Vigorous growth, strong grasping tendrils, the best variety we offer for trellises.

"Strong grasping tendrils" would be an understatement. I fully expect to see the cat, lifeless on the ground, with a cucumber vine lashed tightly around his throat. They wrap and strangle anything in a rather disturbing manner. And as for "vigorous growth", the things have obviously wound their way through the cherry tomatoes (who have returned in kind) and one particularly prodigal vine has traveled from one end of the bed to the other, leaped over the gravel path between the beds and into the yellow-pear tomatoes of the adjoining bed. I can't be certain where one thing begins or the other one ends. At this point they're locked in a futile wrestling contest, neither willing to give up or admit defeat, simply dragging each other to the ground in a giant, over-weight, over-wrought heap.

What's a gardener to do? Why, make pickles of course.





Nookie's Pickles

Adapted from Spice, by Ana Sortun

2 pounds of cucumbers
1/2 cup salt
1 cup white wine vinegar
2 bay leaves
1 tablespoon brown mustard seed.
2 tablespoons black peppercorns
1/2 cup whole garlic cloves, peeled and smashed (≈ 1 head)
1 large bunch of summer savory or fresh thyme, roughly chopped

If you have large cucumbers, slice them into thick sticks. Or better yet, use smaller cucumbers, and keep them whole.

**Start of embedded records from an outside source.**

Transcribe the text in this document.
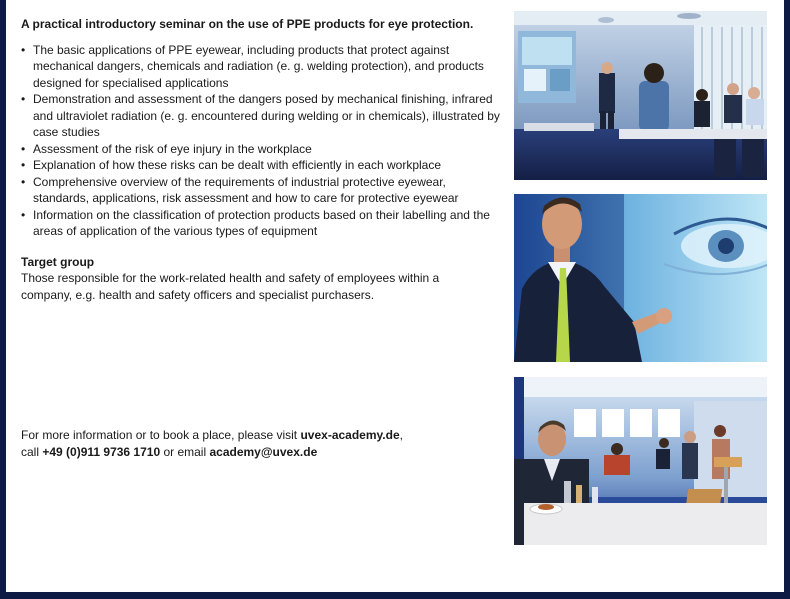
A practical introductory seminar on the use of PPE products for eye protection.

• The basic applications of PPE eyewear, including products that protect against mechanical dangers, chemicals and radiation (e. g. welding protection), and products designed for specialised applications
• Demonstration and assessment of the dangers posed by mechanical finishing, infrared and ultraviolet radiation (e. g. encountered during welding or in chemicals), illustrated by case studies
• Assessment of the risk of eye injury in the workplace
• Explanation of how these risks can be dealt with efficiently in each workplace
• Comprehensive overview of the requirements of industrial protective eyewear, standards, applications, risk assessment and how to care for protective eyewear
• Information on the classification of protection products based on their labelling and the areas of application of the various types of equipment

Target group

Those responsible for the work-related health and safety of employees within a company, e.g. health and safety officers and specialist purchasers.

For more information or to book a place, please visit uvex-academy.de,
call +49 (0)911 9736 1710 or email academy@uvex.de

In a large saucepan over high heat, combine 8 cups of water with the salt, vinegar, and all the herbs and spices and bring to a boil. Reduce the heat and simmer for 5 minutes.

Cool the brine for 3 hours at room temperature before pouring over the pickles into sterilized jars and refrigerate for 1 week. At this point they are "half sours". You can replace half the brine with water and keep these "full sours" up to a month in the refrigerator.